Irving Penn. Centennial

On the 100th anniversary of Penn’s birth, this exhibition of 240 works at C/O is drawn from a major retrospective at New York’s Metropolitan Museum.

Image for Irving Penn. Centennial

Lisa Fonssagrives

On the 100th anniversary of Penn’s birth, this exhibition of 240 works is drawn from a major retrospective at New York’s Metropolitan Museum. Over two floors at C/O, his 70-year career is expansively celebrated in portraits, still life, fashion, travel, art and street photography. Penn’s early American Vogue portraits, with sitters such as Marcel Duchamp and Spencer Tracy crammed into his experimental corner backdrop, show his expert eye in capturing an unguarded moment.
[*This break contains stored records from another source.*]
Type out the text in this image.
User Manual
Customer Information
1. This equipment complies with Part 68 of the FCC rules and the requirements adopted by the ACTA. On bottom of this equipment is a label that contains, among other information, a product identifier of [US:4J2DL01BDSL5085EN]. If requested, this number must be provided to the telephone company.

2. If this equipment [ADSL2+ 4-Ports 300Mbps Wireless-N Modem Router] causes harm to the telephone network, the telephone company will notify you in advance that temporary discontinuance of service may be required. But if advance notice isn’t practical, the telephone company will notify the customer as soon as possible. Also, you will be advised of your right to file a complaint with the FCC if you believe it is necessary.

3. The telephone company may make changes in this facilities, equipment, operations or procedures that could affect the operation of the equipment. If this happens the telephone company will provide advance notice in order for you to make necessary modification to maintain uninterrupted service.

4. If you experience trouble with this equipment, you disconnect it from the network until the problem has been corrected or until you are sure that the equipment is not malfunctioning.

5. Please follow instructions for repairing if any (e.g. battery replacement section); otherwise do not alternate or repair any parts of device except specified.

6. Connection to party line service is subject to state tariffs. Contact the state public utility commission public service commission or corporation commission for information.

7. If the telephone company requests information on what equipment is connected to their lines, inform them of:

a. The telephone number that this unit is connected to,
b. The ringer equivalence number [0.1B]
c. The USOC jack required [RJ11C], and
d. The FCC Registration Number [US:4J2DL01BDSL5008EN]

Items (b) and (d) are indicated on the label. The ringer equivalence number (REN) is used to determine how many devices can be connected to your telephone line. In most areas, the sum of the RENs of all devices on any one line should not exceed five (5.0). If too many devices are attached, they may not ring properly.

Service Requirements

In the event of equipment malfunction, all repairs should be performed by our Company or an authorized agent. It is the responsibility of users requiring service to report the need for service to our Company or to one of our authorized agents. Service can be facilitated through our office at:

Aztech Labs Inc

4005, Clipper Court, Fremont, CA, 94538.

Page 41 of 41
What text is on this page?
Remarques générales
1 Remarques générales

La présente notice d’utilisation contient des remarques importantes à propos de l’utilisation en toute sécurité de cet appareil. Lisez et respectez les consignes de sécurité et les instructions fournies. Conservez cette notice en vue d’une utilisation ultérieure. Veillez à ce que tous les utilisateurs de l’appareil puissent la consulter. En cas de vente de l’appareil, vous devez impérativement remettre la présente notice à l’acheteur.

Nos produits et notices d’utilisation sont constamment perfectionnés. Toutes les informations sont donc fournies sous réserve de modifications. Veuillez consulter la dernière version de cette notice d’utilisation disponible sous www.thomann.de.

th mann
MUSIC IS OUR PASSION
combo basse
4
The fashion portraits are exquisite exercises in symmetry, style and elegance, exactly what you would expect from one of the 1940s and 50s top fashion photographers. His art photographs include numerous nudes, all headless female torsos. These sadly fall flat, bringing to mind only a bland version of Bill Brandt. The text claims Penn made them in reaction to his daily diet of “skinny girls with self-starved looks”, presumably including his own wife, supermodel Lisa Fonssagrives. Similarly, Penn’s travel photographs are uncomfortably objectifying: a film shot in Morocco by Fonssagrives shows him rather brusquely arranging shrouded Berber women and men into his trademark fashion compositions. A comprehensive show, but possibly guilty of some unchecked hero worship inherited from the Met’s original curation.